Essa sempre é uma dúvida grande que sempre assusta os pais. Recomenda-se sempre que a criança sempre deve ser levada à emergência caso apresente dores de cabeça de forte intensidade, fora do padrão habitual que costuma apresentar, e/ou que sejam acompanhadas de outros sintomas de gravidade, tais como: como dores da nuca, sonolência, irritabilidade, vômitos incoercíveis, dificuldades para caminhar, para se sustentar e com alterações visuais (redução da acuidade visual, perda parcial de um campo visual ou visão dupla). A presença de febre e vômitos associada a esses sintomas também requer uma avaliação médica o quanto antes, preferencialmente em um pronto-atendimento.

Se seu filho já tem o diagnóstico de uma cefaléia primária (enxaqueca ou com características tensionais) o encaminhamento para emergência só costuma ser necessário se a dor referida pela criança é muito intensa ou não responde aos medicamentos habituais, prescritos pelo seu médico. Nesse caso, pode ser preciso utilizar tratamento por via venosa. Outra razão que faz com que a consulta de emergência seja necessária é quando a criança apresenta vômitos intensos e frequentes que, se não tratados, podem levar à desidratação.

Como tratar?

O tratamento das cefaléias relacionadas com infecções sistêmicas passa pelo tratamento dessas condições. Em outras palavras: ao tratar a gripe, o resfriado ou a virose que a causa, a dor de cabeça vai desaparecer naturalmente.

Quando a dor é muito intensa e repercute negativamente na qualidade de vida da criança, o tratamento sintomático está indicado, mas sempre deve ser guiado pelo médico. O uso de analgésicos por conta própria deve ser evitado ao máximo pois seu uso indiscriminado é causa comum de dores de cabeça crônicas.

As cefaléias primárias também devem ser tratadas pelo médico e a melhor escolha de tratamento se baseia sempre no diário da dor. Por essa razão o preenchimento por escrito das informações da dor é tão importante. Através desse instrumento pode-se avaliar se um tratamento medicamentoso está ou não indicado e qual a melhor medicação a ser utilizada.

Dietas restritivas de chocolate, corantes, cafeína, algumas oleaginosas, embutidos e ouros alimentos já foram recomendadas embora sua eficácia nunca tenha sido comprovada. Caso você perceba algum fator desencadeante como privação de sono, jejum prolongado, sono excessivo ou até mesmo alimentos, converse com seu médico para decidirem se alguma medida terapêutica está ou não indicada.

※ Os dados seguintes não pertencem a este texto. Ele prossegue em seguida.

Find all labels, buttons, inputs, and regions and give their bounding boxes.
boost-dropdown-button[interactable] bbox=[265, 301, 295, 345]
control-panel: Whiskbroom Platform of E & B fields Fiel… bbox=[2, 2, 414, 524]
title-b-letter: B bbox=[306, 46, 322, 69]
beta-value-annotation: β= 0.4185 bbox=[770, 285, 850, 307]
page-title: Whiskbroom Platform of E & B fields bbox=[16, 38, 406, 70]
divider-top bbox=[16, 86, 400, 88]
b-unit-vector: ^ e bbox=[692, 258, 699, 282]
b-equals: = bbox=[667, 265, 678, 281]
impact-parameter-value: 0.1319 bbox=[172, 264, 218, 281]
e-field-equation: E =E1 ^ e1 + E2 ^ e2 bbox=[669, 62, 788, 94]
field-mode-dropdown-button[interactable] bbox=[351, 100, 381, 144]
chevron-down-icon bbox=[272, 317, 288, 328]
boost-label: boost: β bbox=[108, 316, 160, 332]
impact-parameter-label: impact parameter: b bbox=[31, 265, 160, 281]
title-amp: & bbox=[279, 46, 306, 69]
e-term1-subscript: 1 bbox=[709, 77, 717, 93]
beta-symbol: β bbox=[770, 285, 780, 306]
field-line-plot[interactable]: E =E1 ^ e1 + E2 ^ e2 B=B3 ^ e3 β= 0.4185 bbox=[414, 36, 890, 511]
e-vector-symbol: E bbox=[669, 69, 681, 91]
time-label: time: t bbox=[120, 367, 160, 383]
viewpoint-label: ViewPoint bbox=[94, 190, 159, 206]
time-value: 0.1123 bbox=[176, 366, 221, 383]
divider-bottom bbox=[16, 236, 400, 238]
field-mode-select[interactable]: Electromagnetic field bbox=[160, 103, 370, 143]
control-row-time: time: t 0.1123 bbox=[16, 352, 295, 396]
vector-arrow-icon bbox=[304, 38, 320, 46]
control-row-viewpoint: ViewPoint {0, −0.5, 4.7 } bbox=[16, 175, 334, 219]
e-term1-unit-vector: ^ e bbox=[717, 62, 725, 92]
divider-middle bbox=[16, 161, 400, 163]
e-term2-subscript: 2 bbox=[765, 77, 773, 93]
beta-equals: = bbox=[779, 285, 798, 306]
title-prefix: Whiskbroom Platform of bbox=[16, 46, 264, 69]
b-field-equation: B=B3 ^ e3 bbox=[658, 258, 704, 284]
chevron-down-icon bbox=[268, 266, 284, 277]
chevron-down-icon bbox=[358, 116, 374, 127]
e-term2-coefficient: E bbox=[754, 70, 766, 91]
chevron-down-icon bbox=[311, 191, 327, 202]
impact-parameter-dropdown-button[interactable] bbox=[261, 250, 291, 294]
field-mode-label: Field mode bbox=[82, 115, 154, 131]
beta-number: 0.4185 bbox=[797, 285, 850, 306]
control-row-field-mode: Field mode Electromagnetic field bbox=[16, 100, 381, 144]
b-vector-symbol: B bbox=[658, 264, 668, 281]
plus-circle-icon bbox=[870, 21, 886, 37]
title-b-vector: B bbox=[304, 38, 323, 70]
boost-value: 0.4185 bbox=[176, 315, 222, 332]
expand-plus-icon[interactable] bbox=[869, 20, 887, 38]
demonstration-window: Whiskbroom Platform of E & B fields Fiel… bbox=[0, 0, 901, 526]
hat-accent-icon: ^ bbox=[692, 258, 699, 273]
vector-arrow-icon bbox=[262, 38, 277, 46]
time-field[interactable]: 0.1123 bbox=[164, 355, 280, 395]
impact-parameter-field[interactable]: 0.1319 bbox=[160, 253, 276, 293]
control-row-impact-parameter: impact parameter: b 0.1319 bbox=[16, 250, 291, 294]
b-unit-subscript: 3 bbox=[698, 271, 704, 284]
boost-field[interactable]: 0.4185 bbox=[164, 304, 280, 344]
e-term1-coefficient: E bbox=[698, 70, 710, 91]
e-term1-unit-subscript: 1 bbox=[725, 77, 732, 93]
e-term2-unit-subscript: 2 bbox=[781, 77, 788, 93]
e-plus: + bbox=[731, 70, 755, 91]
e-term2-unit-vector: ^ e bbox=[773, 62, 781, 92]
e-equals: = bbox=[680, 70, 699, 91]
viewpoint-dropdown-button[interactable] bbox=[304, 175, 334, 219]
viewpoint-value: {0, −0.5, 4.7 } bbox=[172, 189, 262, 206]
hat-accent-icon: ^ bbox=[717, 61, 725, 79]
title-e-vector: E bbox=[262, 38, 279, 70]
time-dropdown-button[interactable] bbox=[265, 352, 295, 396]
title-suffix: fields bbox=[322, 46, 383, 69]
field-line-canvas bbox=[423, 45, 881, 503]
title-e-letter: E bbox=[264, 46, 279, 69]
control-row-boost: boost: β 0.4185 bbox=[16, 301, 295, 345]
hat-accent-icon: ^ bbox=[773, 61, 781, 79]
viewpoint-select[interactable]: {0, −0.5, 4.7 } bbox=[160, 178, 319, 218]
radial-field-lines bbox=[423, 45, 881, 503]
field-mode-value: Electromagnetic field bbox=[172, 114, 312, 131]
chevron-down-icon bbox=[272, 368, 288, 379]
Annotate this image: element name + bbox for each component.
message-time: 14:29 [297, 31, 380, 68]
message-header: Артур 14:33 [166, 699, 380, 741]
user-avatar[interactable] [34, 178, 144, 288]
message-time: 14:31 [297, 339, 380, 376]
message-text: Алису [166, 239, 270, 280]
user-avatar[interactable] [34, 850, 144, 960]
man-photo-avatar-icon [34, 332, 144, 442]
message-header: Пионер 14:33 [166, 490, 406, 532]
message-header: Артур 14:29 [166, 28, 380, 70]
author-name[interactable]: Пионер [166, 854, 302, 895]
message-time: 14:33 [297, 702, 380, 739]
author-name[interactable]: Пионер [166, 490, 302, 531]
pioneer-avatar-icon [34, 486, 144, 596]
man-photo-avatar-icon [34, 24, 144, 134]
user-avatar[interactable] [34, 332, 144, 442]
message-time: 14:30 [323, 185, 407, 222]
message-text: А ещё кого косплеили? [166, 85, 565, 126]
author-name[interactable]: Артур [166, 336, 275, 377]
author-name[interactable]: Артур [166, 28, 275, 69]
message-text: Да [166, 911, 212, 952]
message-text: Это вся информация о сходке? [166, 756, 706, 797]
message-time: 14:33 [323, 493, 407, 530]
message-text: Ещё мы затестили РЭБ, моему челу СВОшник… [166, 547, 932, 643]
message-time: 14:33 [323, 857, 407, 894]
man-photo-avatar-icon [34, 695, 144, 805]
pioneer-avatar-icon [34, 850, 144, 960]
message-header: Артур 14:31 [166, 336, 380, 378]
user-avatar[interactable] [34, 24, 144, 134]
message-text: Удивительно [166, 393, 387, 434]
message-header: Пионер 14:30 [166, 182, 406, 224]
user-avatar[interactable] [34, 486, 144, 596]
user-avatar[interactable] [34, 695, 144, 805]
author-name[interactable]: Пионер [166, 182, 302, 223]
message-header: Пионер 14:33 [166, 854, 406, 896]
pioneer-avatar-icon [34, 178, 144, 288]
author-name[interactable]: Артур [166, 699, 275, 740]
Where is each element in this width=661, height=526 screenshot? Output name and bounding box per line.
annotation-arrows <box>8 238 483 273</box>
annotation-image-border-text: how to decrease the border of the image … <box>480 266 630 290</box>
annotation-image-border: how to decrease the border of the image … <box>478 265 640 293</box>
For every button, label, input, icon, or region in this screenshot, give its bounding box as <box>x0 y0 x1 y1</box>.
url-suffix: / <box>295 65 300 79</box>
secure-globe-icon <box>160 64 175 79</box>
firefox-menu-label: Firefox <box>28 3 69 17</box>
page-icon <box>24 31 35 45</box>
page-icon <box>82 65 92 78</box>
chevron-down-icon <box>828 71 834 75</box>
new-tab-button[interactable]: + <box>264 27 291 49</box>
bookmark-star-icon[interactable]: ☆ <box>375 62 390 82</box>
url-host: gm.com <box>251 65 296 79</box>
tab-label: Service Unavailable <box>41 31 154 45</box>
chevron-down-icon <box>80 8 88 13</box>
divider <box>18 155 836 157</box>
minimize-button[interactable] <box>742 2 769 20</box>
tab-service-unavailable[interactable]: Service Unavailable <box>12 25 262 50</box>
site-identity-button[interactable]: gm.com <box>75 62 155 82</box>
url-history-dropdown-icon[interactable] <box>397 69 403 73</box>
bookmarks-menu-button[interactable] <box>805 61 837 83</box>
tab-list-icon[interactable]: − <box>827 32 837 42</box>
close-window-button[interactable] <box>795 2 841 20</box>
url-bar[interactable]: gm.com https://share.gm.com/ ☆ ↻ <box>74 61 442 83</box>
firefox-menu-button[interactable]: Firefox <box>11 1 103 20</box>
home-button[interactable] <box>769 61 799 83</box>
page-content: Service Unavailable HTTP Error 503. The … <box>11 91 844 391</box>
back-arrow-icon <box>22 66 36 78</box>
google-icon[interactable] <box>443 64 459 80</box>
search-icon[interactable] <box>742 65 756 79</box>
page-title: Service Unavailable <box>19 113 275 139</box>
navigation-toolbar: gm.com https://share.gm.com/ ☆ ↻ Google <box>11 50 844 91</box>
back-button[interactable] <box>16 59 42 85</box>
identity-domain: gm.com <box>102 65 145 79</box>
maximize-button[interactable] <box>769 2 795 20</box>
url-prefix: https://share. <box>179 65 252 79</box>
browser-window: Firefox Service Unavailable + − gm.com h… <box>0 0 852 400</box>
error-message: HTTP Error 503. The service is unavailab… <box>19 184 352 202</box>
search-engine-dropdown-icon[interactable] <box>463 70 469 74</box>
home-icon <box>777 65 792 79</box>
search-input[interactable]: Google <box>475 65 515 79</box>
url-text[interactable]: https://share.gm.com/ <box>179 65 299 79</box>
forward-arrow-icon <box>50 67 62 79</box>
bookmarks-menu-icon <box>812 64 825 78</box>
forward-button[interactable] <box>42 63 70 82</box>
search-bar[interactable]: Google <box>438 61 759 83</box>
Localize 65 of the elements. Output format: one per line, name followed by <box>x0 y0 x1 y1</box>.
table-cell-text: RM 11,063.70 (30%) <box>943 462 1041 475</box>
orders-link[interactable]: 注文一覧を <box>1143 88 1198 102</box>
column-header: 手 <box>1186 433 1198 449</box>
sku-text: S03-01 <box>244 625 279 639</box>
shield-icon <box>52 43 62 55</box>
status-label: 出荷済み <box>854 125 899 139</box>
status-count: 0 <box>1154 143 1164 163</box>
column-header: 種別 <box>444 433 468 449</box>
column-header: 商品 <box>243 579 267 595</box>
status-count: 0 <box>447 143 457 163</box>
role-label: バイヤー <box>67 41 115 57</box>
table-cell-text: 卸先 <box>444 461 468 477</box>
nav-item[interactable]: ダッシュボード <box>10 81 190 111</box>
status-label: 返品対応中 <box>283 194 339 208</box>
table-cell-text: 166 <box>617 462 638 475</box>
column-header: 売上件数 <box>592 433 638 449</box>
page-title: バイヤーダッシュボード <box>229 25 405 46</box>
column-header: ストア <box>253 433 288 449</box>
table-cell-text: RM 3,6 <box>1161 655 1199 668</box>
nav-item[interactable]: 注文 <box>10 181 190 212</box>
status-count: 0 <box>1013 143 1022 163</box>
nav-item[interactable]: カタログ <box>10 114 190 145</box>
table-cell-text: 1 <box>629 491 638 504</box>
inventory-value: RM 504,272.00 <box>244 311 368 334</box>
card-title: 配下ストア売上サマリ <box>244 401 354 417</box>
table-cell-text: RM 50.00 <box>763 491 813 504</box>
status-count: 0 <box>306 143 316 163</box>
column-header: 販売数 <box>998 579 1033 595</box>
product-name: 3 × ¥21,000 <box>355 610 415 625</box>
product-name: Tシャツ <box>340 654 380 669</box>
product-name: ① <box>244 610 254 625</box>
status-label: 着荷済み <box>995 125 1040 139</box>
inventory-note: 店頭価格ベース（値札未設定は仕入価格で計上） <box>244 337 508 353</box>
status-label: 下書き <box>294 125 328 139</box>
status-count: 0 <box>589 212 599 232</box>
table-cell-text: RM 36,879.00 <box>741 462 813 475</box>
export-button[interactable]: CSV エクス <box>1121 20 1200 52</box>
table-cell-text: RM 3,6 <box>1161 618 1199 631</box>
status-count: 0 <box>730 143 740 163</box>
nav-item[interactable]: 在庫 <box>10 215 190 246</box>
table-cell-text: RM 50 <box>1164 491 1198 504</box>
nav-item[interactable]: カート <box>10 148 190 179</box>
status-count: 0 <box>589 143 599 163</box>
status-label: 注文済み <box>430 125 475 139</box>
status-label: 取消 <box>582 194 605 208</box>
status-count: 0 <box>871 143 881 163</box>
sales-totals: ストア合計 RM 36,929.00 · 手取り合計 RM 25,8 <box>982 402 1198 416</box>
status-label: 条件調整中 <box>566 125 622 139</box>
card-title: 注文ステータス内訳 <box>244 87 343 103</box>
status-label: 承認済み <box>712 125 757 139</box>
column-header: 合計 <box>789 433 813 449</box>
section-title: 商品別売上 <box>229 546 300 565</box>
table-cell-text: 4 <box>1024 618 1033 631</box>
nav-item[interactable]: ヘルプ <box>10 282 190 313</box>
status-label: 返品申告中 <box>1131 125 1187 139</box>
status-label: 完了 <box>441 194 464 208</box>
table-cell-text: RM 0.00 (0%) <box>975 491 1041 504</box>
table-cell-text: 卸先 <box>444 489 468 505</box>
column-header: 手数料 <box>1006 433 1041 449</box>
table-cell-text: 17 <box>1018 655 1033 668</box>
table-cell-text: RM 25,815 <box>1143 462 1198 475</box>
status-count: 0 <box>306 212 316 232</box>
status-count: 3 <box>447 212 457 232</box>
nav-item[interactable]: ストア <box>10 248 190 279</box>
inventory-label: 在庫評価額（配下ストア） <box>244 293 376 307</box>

Alguns medicamentos, como a flunarizina, Betabloqueadores, alguns antidepressivos e alguns antiepilépticos podem ser usados de modo constante para evitar o surgimento de dores agudas ou para reduzir sua frequência. Isso pode ser relevante para algumas crianças com enxaqueca ou cefaleia do tipo tensional. Novamente, essa é uma decisão que deve levar em consideração as anotações do diário da dor e que também deve ser individualizada conforme as orientações do seu médico.    

Onde posso obter mais informações?

Organizações nacionais fornecem informações para o público não médico, como a Sociedade Brasileira de Cefaleia (sbcefaleia.com.br/index.php). Além dessas dicas online, muitos serviços de neurologia pediátrica mantêm ambulatórios específicos apenas para a atendimento de pessoas com cefaleia. Converse com seu pediatra ou médico de família sobre como ser encaminhado de acordo com o sistema de saúde da sua região.